Tadi malam adalah malam terpanjang selama empat tahun belakangan ini. Shit happens! Dan saya mencari perlindungan dan dukungan dalam diri sahabat-sahabat baru saya ketika semua tahi berterbangan tertiup kipas angin. Orang pertama yang saya hubungi adalah J, menghabiskan dua jam lebih lewat telepon dalam curhat yang penuh emosi yang kemudian berubah menjadi tawa ketika kenarsisannya malah menghabiskan setengah dari waktu curhat.

Menjelang curhat dengan J berakhir, D mengirim SMS yang menyatakan kekuatirannya pada diri saya. Dan jadilah saya berpindah ke D untuk curhat sesi 2. Dengan sabar dia mendengarkan cerocosan saya yang laksana petasan banting. Ah, curhatnya terlalu panjang untuk saya ceritakan di sini dan saya terlalu lelah untuk mengulangnya.

Buat saya kekayaan terbesar adalah ketika kau memiliki sahabat-sahabat yang baik. Sahabat-sahabat yang tidak mendorongmu ke lembah nista, tapi mengangkatmu ketika kau jatuh. Mendampingimu dalam tawa bahagia atau tangis sedih. Dalam realisasinya, sahabat adalah orang menemanimu ke karaoke ketika kau ingin bernyanyi melupakan kesedihanmu karena ditinggal kawin kekasihmu. Membelikanmu handsfree saat kau butuh. Mendengarkan curhat yang sama berkali-kali yang hingga kau pun bosan mengulangnya lagi.

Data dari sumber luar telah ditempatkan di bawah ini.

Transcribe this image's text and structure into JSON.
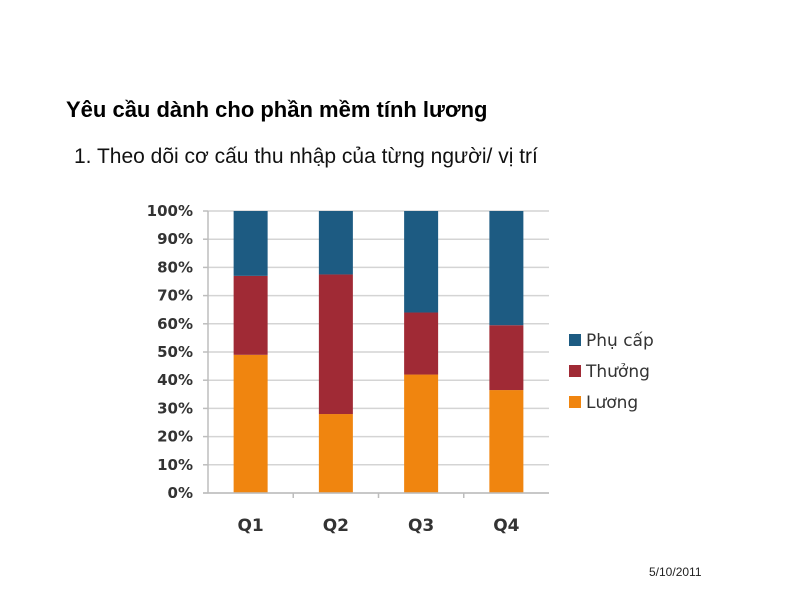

Dalam perjalanan hidup hingga rambut saya mulai beruban dan rasanya tahun depan saya mulai butuh kacamata plus, saya menemukan banyak sahabat. Namun tidak banyak yang menjadi Soulmates saya dalam persahabatan. Orang-orang yang punya vibrasi otak yang sama, orang-orang yang membunyikan “klik” dalam otak saya. Orang-orang berharga yang membuat saya ingin bertanya, “Pernahkah kau baru bertemu dengan seseorang, tapi kau tahu dia akan jadi sahabatmu?”